It’s always been weird to me how being in certain places can bring back feelings that I’d long thought were pushed aside and forgotten. I always think that, but the places always prove me wrong. Time and time again.
My counselor (God bless her) recently moved to a new office. It’s nice and big and clean and has good flooring. The furniture is comfortable and the staff is nice and professional. It’s a nice step up from the old place. This one is very modern and they even give you itemized receipts when you pay. What I’m getting at, is that this place is well-organized, well put-together. They have a process, they stick to it, it works. It’s not chaotic, which considering how busy they are, is miraculous.
The scenery is also great. There is a little pond next door where a few turtles, some ducks and a large gathering of canada geese hang out. It is nice and serene. A suitable place to relax and enjoy some peace. Especially if you love canada geese like I do.
It’s a wonderful place to sit and observe nature. To enjoy the calm and find comfort in the organization and process of it all.
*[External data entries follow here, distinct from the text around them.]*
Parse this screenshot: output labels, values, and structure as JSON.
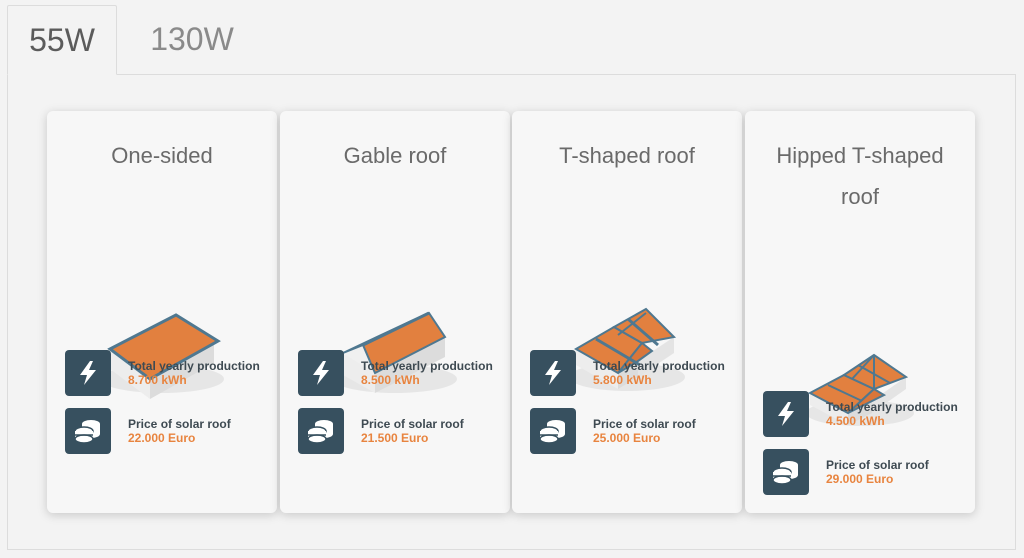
{
  "tabs": [
    {
      "label": "55W",
      "active": true
    },
    {
      "label": "130W",
      "active": false
    }
  ],
  "cards": [
    {
      "title": "One-sided",
      "production_label": "Total yearly production",
      "production_value": "8.700 kWh",
      "price_label": "Price of solar roof",
      "price_value": "22.000 Euro"
    },
    {
      "title": "Gable roof",
      "production_label": "Total yearly production",
      "production_value": "8.500 kWh",
      "price_label": "Price of solar roof",
      "price_value": "21.500 Euro"
    },
    {
      "title": "T-shaped roof",
      "production_label": "Total yearly production",
      "production_value": "5.800 kWh",
      "price_label": "Price of solar roof",
      "price_value": "25.000 Euro"
    },
    {
      "title": "Hipped T-shaped roof",
      "production_label": "Total yearly production",
      "production_value": "4.500 kWh",
      "price_label": "Price of solar roof",
      "price_value": "29.000 Euro"
    }
  ],
  "icons": {
    "production": "lightning-bolt-icon",
    "price": "coin-stack-icon"
  },
  "colors": {
    "accent": "#e8843f",
    "icon_bg": "#37505f",
    "roof": "#e2803f",
    "roof_edge": "#4f7890"
  }
}
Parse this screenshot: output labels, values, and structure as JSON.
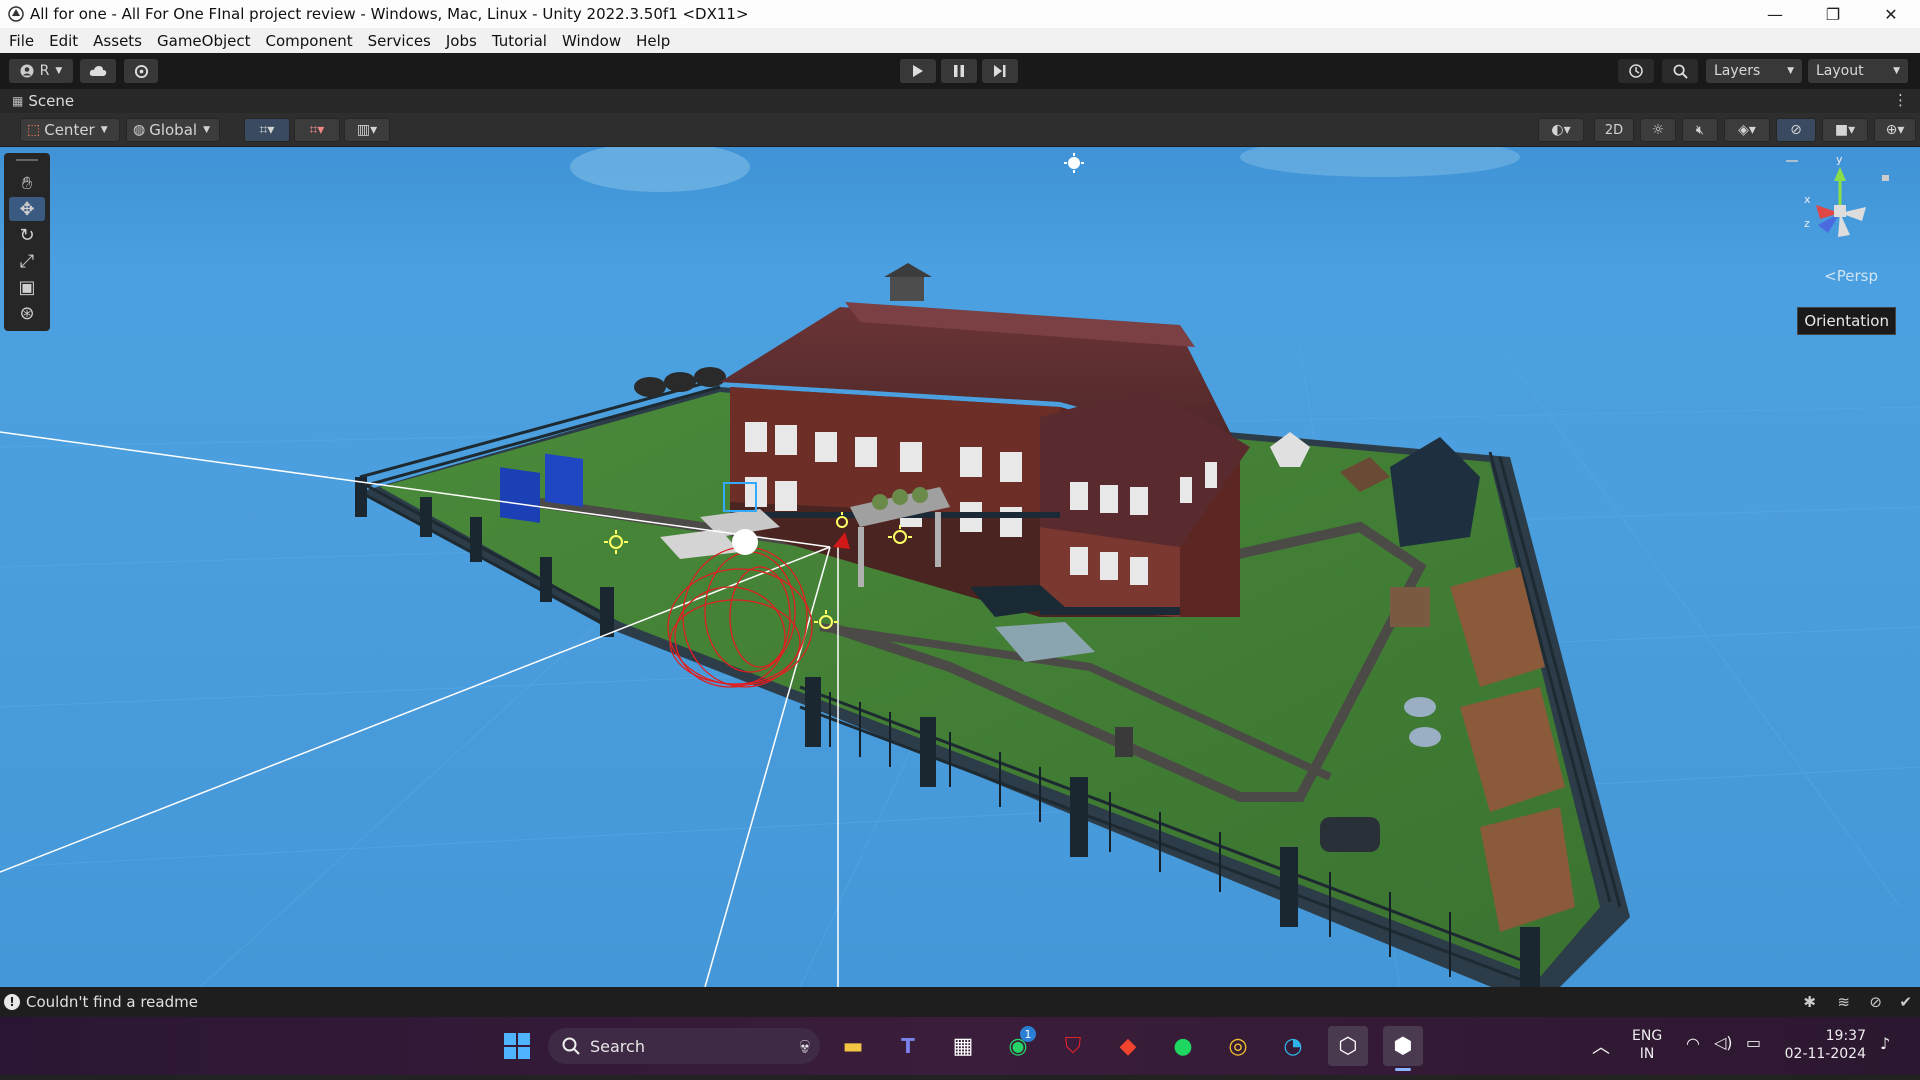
{
  "window": {
    "title": "All for one - All For One FInal project review - Windows, Mac, Linux - Unity 2022.3.50f1 <DX11>",
    "min_glyph": "—",
    "restore_glyph": "❐",
    "close_glyph": "✕"
  },
  "menu": [
    "File",
    "Edit",
    "Assets",
    "GameObject",
    "Component",
    "Services",
    "Jobs",
    "Tutorial",
    "Window",
    "Help"
  ],
  "toolbar": {
    "account_label": "R",
    "layers_label": "Layers",
    "layout_label": "Layout"
  },
  "scene": {
    "tab_label": "Scene",
    "pivot_label": "Center",
    "space_label": "Global",
    "mode_2d_label": "2D",
    "persp_label": "Persp",
    "orientation_tooltip": "Orientation",
    "axis_labels": {
      "y": "y",
      "x": "x",
      "z": "z"
    }
  },
  "status": {
    "message": "Couldn't find a readme"
  },
  "taskbar": {
    "search_label": "Search",
    "lang_line1": "ENG",
    "lang_line2": "IN",
    "time": "19:37",
    "date": "02-11-2024",
    "whatsapp_badge": "1"
  },
  "icons": {
    "accent": "#3a5a82",
    "sky": "#4aa0e0",
    "grass": "#3f7a35",
    "brick": "#6a2e2a"
  }
}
Unless it is also the place that you used to sit through the night, often with your pillow and a blanket, drunk off your ass and still drinking, wondering if you died of alcohol poisoning, would your parents still get your life insurance money. Drinking beer after beer after beer, feeding the geese the $1 fries you bought just for them. Wondering how in the actual hell you let yourself get like that. Or why. Waiting to go back home to avoid the argument.
Today, was my third visit at the new place. Today, I didn’t get nauseated and sad like the first two times. I only remembered.
Today, I told her that was where I used to go. That I’d slept in that parking lot more times than I can recall.
Today, when I left, I took a few minutes to walk over to the water with the Lay’s potato chips I brought just for them. They are pretty damned intimidating in the daylight. When you’re sober.
Today, the place brought back the feelings, like places do, but only for a few minutes of reflection. I’ve got my shit together lately. Things are easier.
It’s a process. A well-organized process.